Du côté des victimes du Bataclan, on a aussi été saisi d'une abominable réminiscence à la vue de ce qui s'est passé aux Etats-Unis. "Malheureusement il y a une forme de récurrence. L’endroit et les personnes visées, il y a un lien à faire avec ce qu’on a vécu", a ainsi déclaré sur le plateau de LCI un survivant du 13 novembre, Bruno Poncet.


Mais aussi dérisoire puisse-t-il paraître aux yeux de certains, un débat s'est engagé sur cette comparaison, des internautes appelant sur Twitter à ce qu'on cesse de la faire, ou dénonçant un travers journalistique.


Du côté des experts, le débat porte d'abord sur des différences de méthode. Alors que le Time venait de publier un article sur les "échos" entre les deux tragédies, un analyste en sécurité américain, Michaël Horowitz, a ainsi marqué son désaccord en publiant une série de tweets soulignant notamment que le tireur d'Orlando a, semble-t-il, agi seul, contrairement à "la cellule organisée" qui a mené des attaques simultanées le 13 novembre, qu'il a perpétré son massacre dans un pays où le port d'armes est légal, ou encore qu'il semble davantage inspiré par Daech que piloté par l'organisation terroriste.


"Cela n'a rien à voir avec le Bataclan", a également estimé sur i-Télé le spécialiste des mouvances djihadistes, Wassim Nasr. Le 13 novembre, a-il expliqué, "il y a eu trois attaques simultanées. Le Bataclan en soi symbolise plus que la fête, c'est aussi une symbolique pour la communauté juive, pour Israël, c'est pour ça que ça a été choisi. Alors que là, c'était une cible choisie par l'assaillant lui-même. Je ne pense pas que que Bagdadi (le chef de l'Etat islamique, ndlr) se soit réveillé en Irak en se disant : 'Tiens, on va attaquer le club Pulse aux Etats-Unis'".


C'est une autre petite musique, surtout, que l'on peut entendre en consultant les remarques faites sur cette comparaison sur les réseaux sociaux. L'article du Time évoqué plus haut notait bien le fait que "les meurtres d'Orlando sont différents sur un point essentiel, en ce que le suspect semble avoir ciblé une communauté spécifique des personnes LGBT plutôt qu'une assistance aléatoire de mélomanes". Mais c'est cette différence dans la nature de la cible qui est mise en avant pour récuser le parallèle Bataclan/Orlando.

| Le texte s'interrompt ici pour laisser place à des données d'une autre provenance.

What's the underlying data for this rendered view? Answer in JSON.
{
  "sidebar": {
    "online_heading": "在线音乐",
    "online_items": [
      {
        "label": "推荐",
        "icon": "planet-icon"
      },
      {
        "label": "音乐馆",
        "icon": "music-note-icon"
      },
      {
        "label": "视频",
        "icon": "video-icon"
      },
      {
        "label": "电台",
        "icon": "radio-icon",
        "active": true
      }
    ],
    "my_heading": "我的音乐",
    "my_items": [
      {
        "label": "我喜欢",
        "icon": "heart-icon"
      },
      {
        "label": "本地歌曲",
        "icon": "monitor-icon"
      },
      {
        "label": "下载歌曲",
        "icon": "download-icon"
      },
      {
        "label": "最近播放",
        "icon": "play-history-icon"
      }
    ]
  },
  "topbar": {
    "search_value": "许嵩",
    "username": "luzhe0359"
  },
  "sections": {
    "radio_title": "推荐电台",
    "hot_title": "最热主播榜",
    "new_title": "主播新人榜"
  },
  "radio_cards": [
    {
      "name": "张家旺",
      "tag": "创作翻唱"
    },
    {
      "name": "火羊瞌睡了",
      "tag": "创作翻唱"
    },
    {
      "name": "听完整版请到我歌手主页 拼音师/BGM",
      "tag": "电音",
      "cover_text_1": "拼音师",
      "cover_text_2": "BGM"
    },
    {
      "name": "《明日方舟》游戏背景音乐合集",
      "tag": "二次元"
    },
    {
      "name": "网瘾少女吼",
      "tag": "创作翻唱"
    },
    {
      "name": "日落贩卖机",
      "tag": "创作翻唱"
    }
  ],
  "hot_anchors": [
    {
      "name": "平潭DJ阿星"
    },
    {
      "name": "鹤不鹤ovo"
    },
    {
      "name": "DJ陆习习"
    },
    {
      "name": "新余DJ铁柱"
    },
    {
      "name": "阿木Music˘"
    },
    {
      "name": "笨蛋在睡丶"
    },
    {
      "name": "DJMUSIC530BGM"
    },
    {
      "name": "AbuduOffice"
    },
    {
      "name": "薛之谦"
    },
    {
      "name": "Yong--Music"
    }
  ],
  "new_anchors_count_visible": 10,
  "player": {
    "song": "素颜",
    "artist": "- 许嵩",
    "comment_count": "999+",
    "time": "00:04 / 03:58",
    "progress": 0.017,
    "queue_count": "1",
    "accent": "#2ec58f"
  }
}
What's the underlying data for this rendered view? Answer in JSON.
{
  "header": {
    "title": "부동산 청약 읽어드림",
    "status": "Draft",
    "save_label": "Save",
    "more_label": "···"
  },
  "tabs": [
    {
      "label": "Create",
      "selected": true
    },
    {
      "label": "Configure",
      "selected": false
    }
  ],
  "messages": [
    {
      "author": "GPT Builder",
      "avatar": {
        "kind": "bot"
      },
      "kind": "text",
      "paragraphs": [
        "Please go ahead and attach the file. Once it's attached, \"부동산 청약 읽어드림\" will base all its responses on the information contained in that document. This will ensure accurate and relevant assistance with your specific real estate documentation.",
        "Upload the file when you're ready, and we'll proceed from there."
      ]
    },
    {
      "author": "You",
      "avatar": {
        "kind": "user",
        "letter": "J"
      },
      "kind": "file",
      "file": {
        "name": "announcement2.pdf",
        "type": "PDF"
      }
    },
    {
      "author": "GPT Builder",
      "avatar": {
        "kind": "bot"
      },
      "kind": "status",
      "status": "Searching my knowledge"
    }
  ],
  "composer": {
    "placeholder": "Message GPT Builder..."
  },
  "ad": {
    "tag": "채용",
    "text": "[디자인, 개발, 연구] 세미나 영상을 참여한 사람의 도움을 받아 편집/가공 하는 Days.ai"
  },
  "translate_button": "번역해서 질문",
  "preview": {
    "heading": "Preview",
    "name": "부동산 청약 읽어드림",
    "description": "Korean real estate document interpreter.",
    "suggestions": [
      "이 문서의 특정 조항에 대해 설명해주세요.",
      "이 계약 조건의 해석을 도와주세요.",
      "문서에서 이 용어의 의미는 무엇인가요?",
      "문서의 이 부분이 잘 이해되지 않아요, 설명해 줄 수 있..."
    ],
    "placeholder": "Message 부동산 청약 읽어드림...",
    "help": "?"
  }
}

"A Orlando le public touché était ciblé, pas au Bataclan", estime ainsi une internaute française , affirmant rageusement que les deux tragédies n'ont "rien à voir". "C'était davantage un autre Mathew Shepherd", un jeune victime en 1998 d'un assassinat homophobe, "qu'un autre Bataclan", juge également un Américain, Allen Simpson.  
 


Dans ces tweets, Allen Simpson se réfère aux propos d'un jeune chroniqueur britannique représentant de la communauté LGBT, Owen Jones, qui, après avoir quitté en plein direct le plateau de Sky News car les présentateurs refusaient, selon lui, de reconnaître que la fusillade d'Orlando était essentiellement un acte homophobe, a publié sur le site du Guardian une tribune largement applaudie ou décriée. Il y souligne qu'Orlando "était à la fois une attaque terroriste et une attaque homophobe sur les personnes LGBT", et "qu'une atrocité peut être plus d'une chose à la fois". Une dualité que ne permet pas de recouvrir le terme "Bataclan américain".